数日前の朝日「プロメテウスの罠」で扱われていた「無主物」。
はじめて目にする文言です。
二本松市のゴルフ場が、汚染されたゴルフコースの除染を東電に要求した際、東電側が主張した論拠がこの「無主物」でした。「無主物」とは、ただよう霧や海に泳ぐ魚のように所有者が特定できないもの。飛び散った放射性物質も「無主物」で、東電の所有物ではないという。飛んでいったもの、他人の土地にくっついたものに東電は責任を持つ必要はない。

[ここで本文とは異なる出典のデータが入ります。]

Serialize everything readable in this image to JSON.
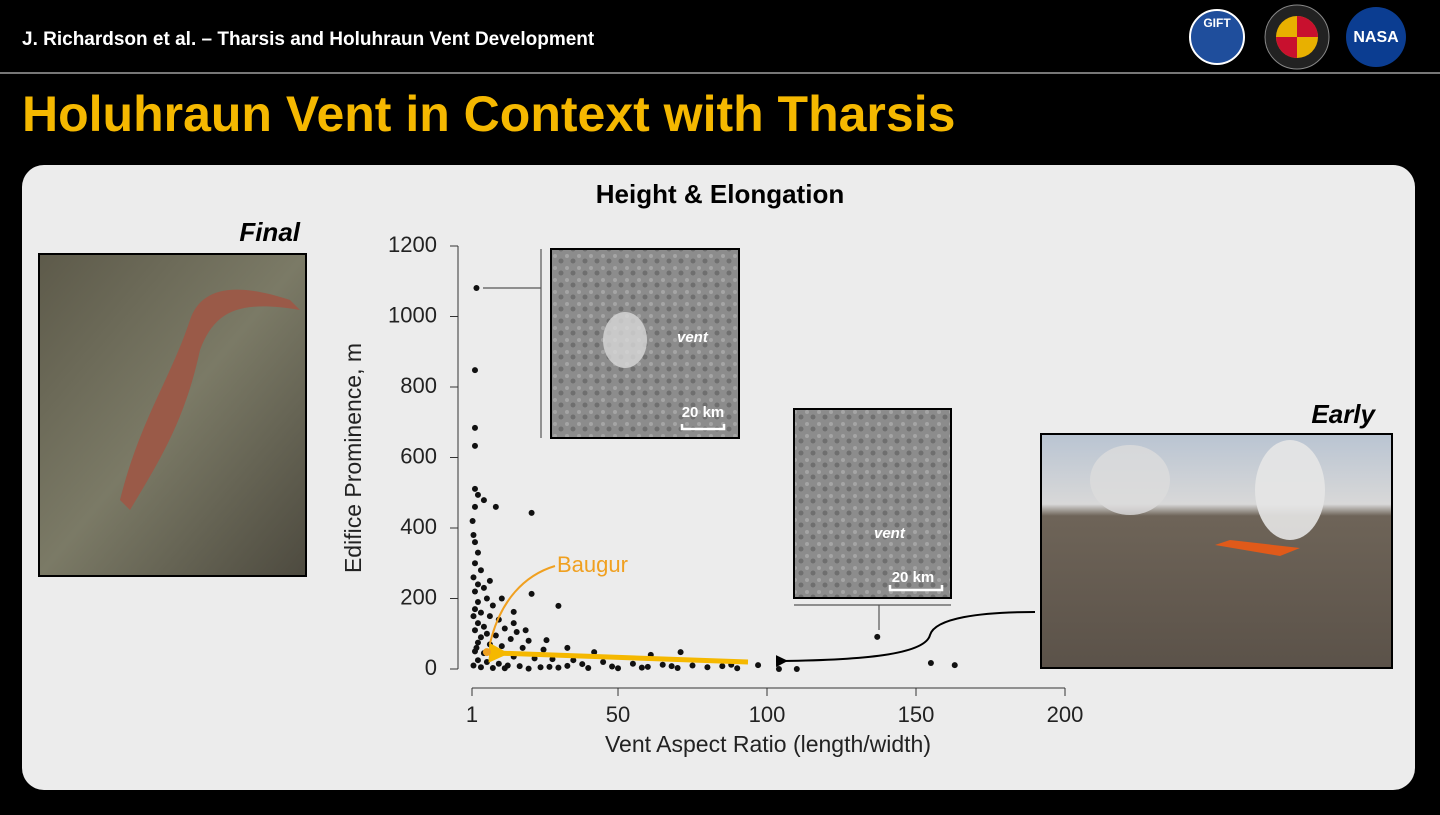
{
  "header": {
    "author_title": "J. Richardson et al. – Tharsis and Holuhraun Vent Development",
    "logos": [
      "GIFT",
      "NASA"
    ]
  },
  "slide_title": "Holuhraun Vent in Context with Tharsis",
  "panels": {
    "final_label": "Final",
    "early_label": "Early",
    "inset_top": {
      "vent_label": "vent",
      "scale_label": "20 km"
    },
    "inset_mid": {
      "vent_label": "vent",
      "scale_label": "20 km"
    }
  },
  "chart_data": {
    "type": "scatter",
    "title": "Height & Elongation",
    "x_label": "Vent Aspect Ratio (length/width)",
    "y_label": "Edifice Prominence, m",
    "xlim": [
      1,
      200
    ],
    "xticks": [
      1,
      50,
      100,
      150,
      200
    ],
    "ylim": [
      0,
      1200
    ],
    "yticks": [
      0,
      200,
      400,
      600,
      800,
      1000,
      1200
    ],
    "color": "#111111",
    "x": [
      2.5,
      2,
      2,
      2,
      2,
      3,
      5,
      9,
      21,
      30,
      21,
      137,
      155,
      163,
      110,
      104,
      97,
      71,
      61,
      42,
      33,
      26,
      16,
      15,
      1.5,
      2,
      3,
      2,
      4,
      1.5,
      3,
      5,
      2,
      6,
      3,
      8,
      2,
      4,
      7,
      10,
      3,
      5,
      12,
      2,
      6,
      9,
      4,
      14,
      20,
      3,
      7,
      11,
      18,
      25,
      2,
      5,
      9,
      15,
      22,
      28,
      35,
      45,
      55,
      65,
      75,
      85,
      3,
      6,
      10,
      13,
      17,
      24,
      30,
      40,
      50,
      60,
      70,
      80,
      90,
      1.5,
      4,
      8,
      12,
      20,
      27,
      33,
      38,
      48,
      58,
      68,
      88,
      1.5,
      2.5,
      1.2,
      2,
      7,
      11,
      15,
      19
    ],
    "y": [
      1081,
      848,
      684,
      633,
      511,
      494,
      479,
      460,
      443,
      179,
      213,
      91,
      17,
      11,
      0,
      0,
      11,
      48,
      40,
      48,
      60,
      82,
      105,
      162,
      380,
      360,
      330,
      300,
      280,
      260,
      240,
      230,
      220,
      200,
      190,
      180,
      170,
      160,
      150,
      140,
      130,
      120,
      115,
      110,
      100,
      95,
      90,
      85,
      80,
      75,
      70,
      65,
      60,
      55,
      50,
      45,
      40,
      35,
      30,
      28,
      25,
      20,
      15,
      12,
      10,
      8,
      25,
      20,
      15,
      10,
      8,
      5,
      4,
      3,
      2,
      6,
      3,
      5,
      2,
      10,
      5,
      3,
      2,
      1,
      6,
      9,
      14,
      7,
      4,
      8,
      12,
      150,
      60,
      420,
      460,
      250,
      200,
      130,
      110
    ],
    "highlight": {
      "label": "Baugur",
      "x": 6,
      "y": 48,
      "color": "#f0a020"
    }
  }
}
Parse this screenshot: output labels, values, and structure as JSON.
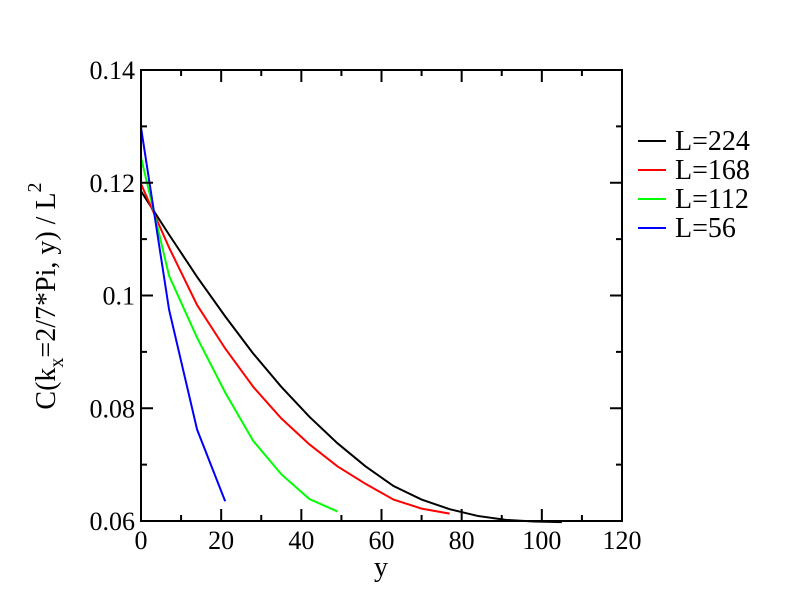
{
  "chart_data": {
    "type": "line",
    "title": "",
    "xlabel": "y",
    "ylabel": {
      "prefix": "C(k",
      "sub": "x",
      "mid": "=2/7*Pi, y) / L",
      "sup": "2"
    },
    "xlim": [
      0,
      120
    ],
    "ylim": [
      0.06,
      0.14
    ],
    "xticks": [
      0,
      20,
      40,
      60,
      80,
      100,
      120
    ],
    "xtick_labels": [
      "0",
      "20",
      "40",
      "60",
      "80",
      "100",
      "120"
    ],
    "yticks": [
      0.06,
      0.08,
      0.1,
      0.12,
      0.14
    ],
    "ytick_labels": [
      "0.06",
      "0.08",
      "0.1",
      "0.12",
      "0.14"
    ],
    "grid": false,
    "legend_position": "right",
    "series": [
      {
        "name": "L=224",
        "color": "#000000",
        "x": [
          0,
          7,
          14,
          21,
          28,
          35,
          42,
          49,
          56,
          63,
          70,
          77,
          84,
          91,
          98,
          105
        ],
        "y": [
          0.1185,
          0.1108,
          0.1033,
          0.0963,
          0.0897,
          0.0838,
          0.0785,
          0.0738,
          0.0697,
          0.0662,
          0.0638,
          0.0621,
          0.0609,
          0.0602,
          0.0599,
          0.0598
        ]
      },
      {
        "name": "L=168",
        "color": "#ff0000",
        "x": [
          0,
          7,
          14,
          21,
          28,
          35,
          42,
          49,
          56,
          63,
          70,
          77
        ],
        "y": [
          0.1198,
          0.1085,
          0.0983,
          0.0906,
          0.0838,
          0.0782,
          0.0736,
          0.0697,
          0.0666,
          0.0638,
          0.0622,
          0.0613
        ]
      },
      {
        "name": "L=112",
        "color": "#00ff00",
        "x": [
          0,
          7,
          14,
          21,
          28,
          35,
          42,
          49
        ],
        "y": [
          0.1245,
          0.1035,
          0.0925,
          0.0828,
          0.0742,
          0.0683,
          0.0639,
          0.0617
        ]
      },
      {
        "name": "L=56",
        "color": "#0000ff",
        "x": [
          0,
          7,
          14,
          21
        ],
        "y": [
          0.1298,
          0.0975,
          0.0762,
          0.0635
        ]
      }
    ]
  }
}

出鱈目な主張です。結局、裁判ではゴルフ場の要求は取り下げられましたが、裁判所の判決理由に「無主物」の文言はなかったようです。
| 雨の知覧、武家屋敷 |
除染で解決する。
そんなことをまことしやかに当局者が語っていますが、果たしてそんなことができるのでしょうか。コストの問題もありますが、実際に可能な作業なのか信じられません。庭や公園、道路。幼稚園や学校。とくに子供が集まるスペースの除染を優先するとは思いますが、除染が後回しになったり、結局できなかったりという地域は想像以上に広いはず。そこに残っている放射性物質は風や雨で除染済みエリアに移動します。そしたらまた、そのエリアを除染するのでしょうか。何度も何度も。

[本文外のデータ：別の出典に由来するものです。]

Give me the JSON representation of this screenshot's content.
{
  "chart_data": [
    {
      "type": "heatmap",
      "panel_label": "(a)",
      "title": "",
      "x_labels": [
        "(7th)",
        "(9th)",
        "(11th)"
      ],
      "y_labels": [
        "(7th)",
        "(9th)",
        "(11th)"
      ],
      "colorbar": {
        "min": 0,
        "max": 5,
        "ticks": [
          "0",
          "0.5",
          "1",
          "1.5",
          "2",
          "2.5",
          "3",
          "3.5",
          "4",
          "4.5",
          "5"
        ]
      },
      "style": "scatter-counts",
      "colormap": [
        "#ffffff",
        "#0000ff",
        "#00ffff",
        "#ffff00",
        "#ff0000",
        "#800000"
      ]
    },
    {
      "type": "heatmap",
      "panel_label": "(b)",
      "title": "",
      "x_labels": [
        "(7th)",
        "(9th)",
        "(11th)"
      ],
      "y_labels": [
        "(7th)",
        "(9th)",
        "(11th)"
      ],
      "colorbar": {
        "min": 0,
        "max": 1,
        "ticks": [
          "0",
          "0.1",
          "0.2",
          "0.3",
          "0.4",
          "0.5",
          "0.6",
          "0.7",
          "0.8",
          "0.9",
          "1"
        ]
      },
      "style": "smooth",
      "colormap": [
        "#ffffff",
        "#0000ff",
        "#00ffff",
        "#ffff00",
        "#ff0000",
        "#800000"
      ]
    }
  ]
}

もっと科学的な方法はないものなのでしょうか。政府・民間総力で、その手法の開発に人と金を集約して臨んでほしい…。
二本松のゴルフ場は例年プロの大会が催されていたようです。
しかし、こんな状況。
来場者数も減少し、いずれ閉鎖という流れになるのでしょうか。
全く同じ思いです。チェリノブイリの事と重なります。
返信削除「無主物」は法律用語なんでしょうね。ネットで検索すると無数のブログで話題になっており、ほとんどの人が呆れたり、驚いたり、怒ったり、熱くなっています。